A journalist observes life in the far north.
Sitting on the polished, oval-shaped piece of stone outside the gate to my garden today were two little brown turds about the size of one-year-old Lucky’s poop.
The rabbits in these parts have been breeding like … well … rabbits. Two or three of them can be found drooling at my fence-enclosed garden every morning.
Their hearing is very good. The noise of me cranking open the window to harass them is enough to frighten them away.
I read that pet rabbits need a quiet environment in order to thrive. I wonder if it’s due to their shyness or their exceptional hearing.
Without the wiry fence that Alec erected, I know the rabbits would have shredded my garden, home to cabbage, potatoes, lettuce, squash, sweet peas and strawberries.
One morning I came outside. A cabbage plant precariously close to the fence was party eaten. The rabbit must have eaten it through the gaps in the wires.

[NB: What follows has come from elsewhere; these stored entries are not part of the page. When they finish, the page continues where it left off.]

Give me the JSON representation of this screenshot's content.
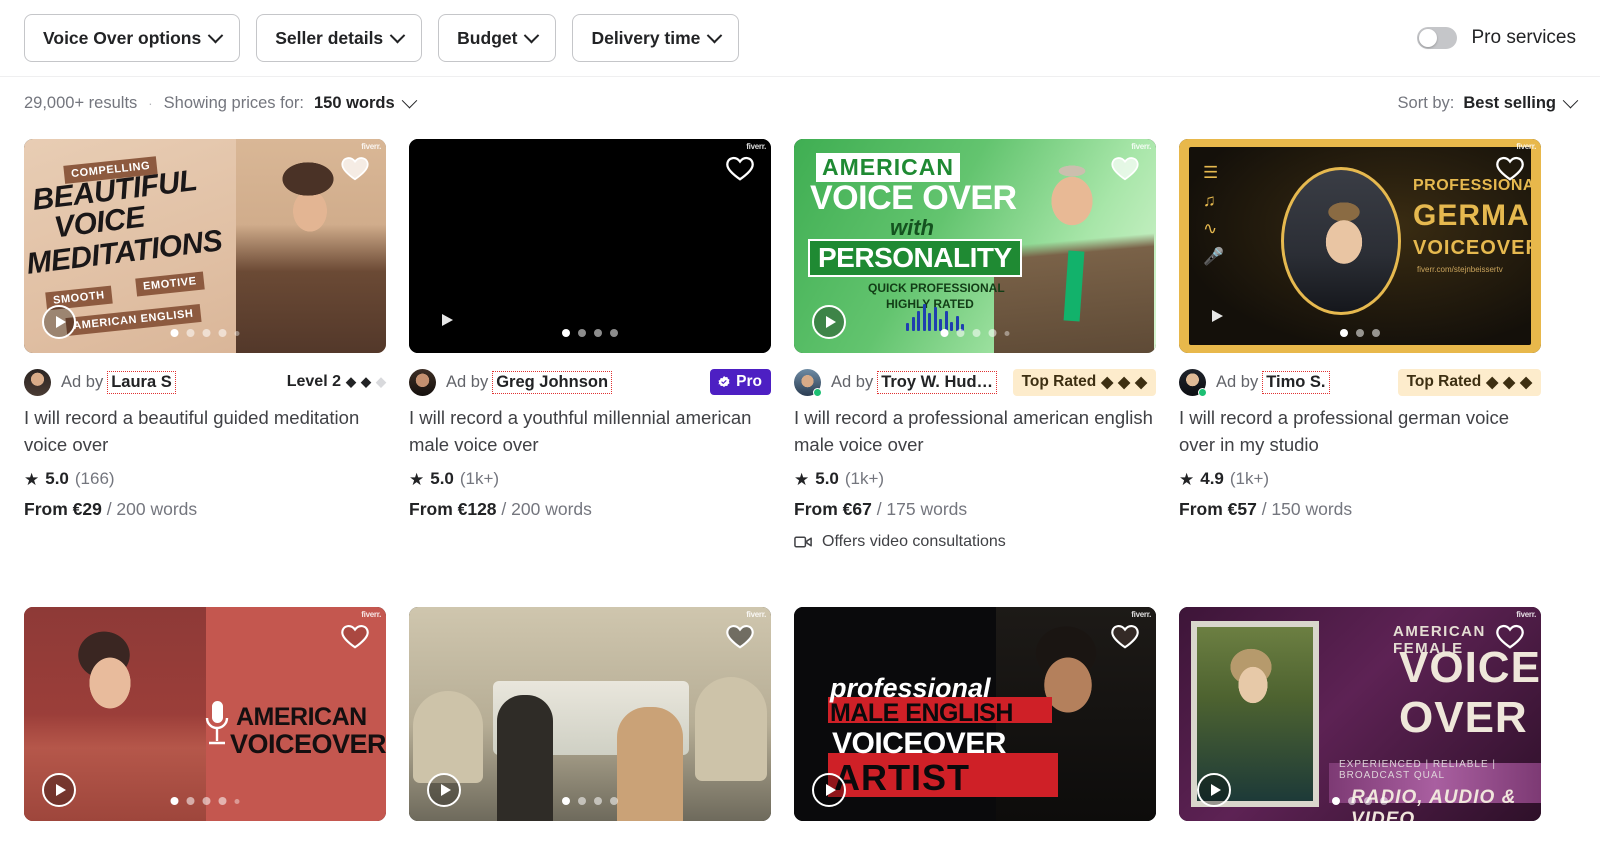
{
  "filter_bar": {
    "filters": [
      {
        "label": "Voice Over options",
        "icon": "chevron-down-icon"
      },
      {
        "label": "Seller details",
        "icon": "chevron-down-icon"
      },
      {
        "label": "Budget",
        "icon": "chevron-down-icon"
      },
      {
        "label": "Delivery time",
        "icon": "chevron-down-icon"
      }
    ],
    "pro_toggle": {
      "label": "Pro services",
      "enabled": false
    }
  },
  "results_bar": {
    "count": "29,000+ results",
    "separator": "·",
    "showing_prices_label": "Showing prices for:",
    "words_value": "150 words",
    "sort_label": "Sort by:",
    "sort_value": "Best selling"
  },
  "accent_colors": {
    "pro_badge_bg": "#4d1fc3",
    "top_rated_bg": "#fdeccc",
    "online_dot": "#1dbf73",
    "link_outline": "#e03131"
  },
  "cards": [
    {
      "ad_by": "Ad by",
      "seller": "Laura S",
      "badge_type": "level",
      "badge_label": "Level 2",
      "diamonds_filled": 2,
      "diamonds_total": 3,
      "online": false,
      "title": "I will record a beautiful guided meditation voice over",
      "rating": "5.0",
      "reviews": "(166)",
      "price_from": "From €29",
      "price_unit": "/ 200 words",
      "video_consultations": null,
      "thumb": {
        "style": "meditation",
        "texts": [
          "COMPELLING",
          "BEAUTIFUL",
          "VOICE",
          "MEDITATIONS",
          "SMOOTH",
          "EMOTIVE",
          "AMERICAN ENGLISH"
        ],
        "dots": 5,
        "active_dot": 1,
        "play": "play-icon",
        "watermark": "fiverr."
      }
    },
    {
      "ad_by": "Ad by",
      "seller": "Greg Johnson",
      "badge_type": "pro",
      "badge_label": "Pro",
      "diamonds_filled": 0,
      "diamonds_total": 0,
      "online": false,
      "title": "I will record a youthful millennial american male voice over",
      "rating": "5.0",
      "reviews": "(1k+)",
      "price_from": "From €128",
      "price_unit": "/ 200 words",
      "video_consultations": null,
      "thumb": {
        "style": "dark-video",
        "texts": [],
        "dots": 4,
        "active_dot": 1,
        "play": "play-icon",
        "watermark": "fiverr."
      }
    },
    {
      "ad_by": "Ad by",
      "seller": "Troy W. Hud…",
      "badge_type": "top_rated",
      "badge_label": "Top Rated",
      "diamonds_filled": 3,
      "diamonds_total": 3,
      "online": true,
      "title": "I will record a professional american english male voice over",
      "rating": "5.0",
      "reviews": "(1k+)",
      "price_from": "From €67",
      "price_unit": "/ 175 words",
      "video_consultations": "Offers video consultations",
      "thumb": {
        "style": "green-personality",
        "texts": [
          "AMERICAN",
          "VOICE OVER",
          "with",
          "PERSONALITY",
          "QUICK",
          "PROFESSIONAL",
          "HIGHLY RATED"
        ],
        "dots": 5,
        "active_dot": 1,
        "play": "play-icon",
        "watermark": "fiverr."
      }
    },
    {
      "ad_by": "Ad by",
      "seller": "Timo S.",
      "badge_type": "top_rated",
      "badge_label": "Top Rated",
      "diamonds_filled": 3,
      "diamonds_total": 3,
      "online": true,
      "title": "I will record a professional german voice over in my studio",
      "rating": "4.9",
      "reviews": "(1k+)",
      "price_from": "From €57",
      "price_unit": "/ 150 words",
      "video_consultations": null,
      "thumb": {
        "style": "gold-german",
        "texts": [
          "PROFESSIONAL",
          "GERMAN",
          "VOICEOVER",
          "fiverr.com/stejnbeissertv"
        ],
        "dots": 3,
        "active_dot": 1,
        "play": "play-icon",
        "watermark": "fiverr."
      }
    }
  ],
  "cards_row2": [
    {
      "thumb": {
        "style": "red-american",
        "texts": [
          "AMERICAN",
          "VOICEOVER"
        ],
        "dots": 5,
        "active_dot": 1,
        "play": "play-icon",
        "watermark": "fiverr."
      }
    },
    {
      "thumb": {
        "style": "car-video",
        "texts": [],
        "dots": 4,
        "active_dot": 1,
        "play": "play-icon",
        "watermark": "fiverr."
      }
    },
    {
      "thumb": {
        "style": "black-red-artist",
        "texts": [
          "professional",
          "MALE ENGLISH",
          "VOICEOVER",
          "ARTIST"
        ],
        "dots": 0,
        "active_dot": 0,
        "play": "play-icon",
        "watermark": "fiverr."
      }
    },
    {
      "thumb": {
        "style": "purple-female",
        "texts": [
          "AMERICAN FEMALE",
          "VOICE",
          "OVER",
          "EXPERIENCED  |  RELIABLE  |  BROADCAST QUAL",
          "RADIO, AUDIO & VIDEO"
        ],
        "dots": 4,
        "active_dot": 1,
        "play": "play-icon",
        "watermark": "fiverr."
      }
    }
  ]
}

On our hikes, Lucky gets excited when catching glimpses of the bunnies, or their butts as they high-tail it away from us.
A neighbor said the rabbit population ebbs and flows. Some years, the rabbits invade.
I remember not long after moving to Alaska seeing hundreds of rabbits at once crossing a highway.
I was on the Richardson Highway headed to Valdez in the back seat of an SUV. I woke up, looked at the road and thought it was moving. It was a rabbit stampede.
Regretfully, I haven’t seen anything like that in my neighborhood.
Just two little brown pellet-sized poops.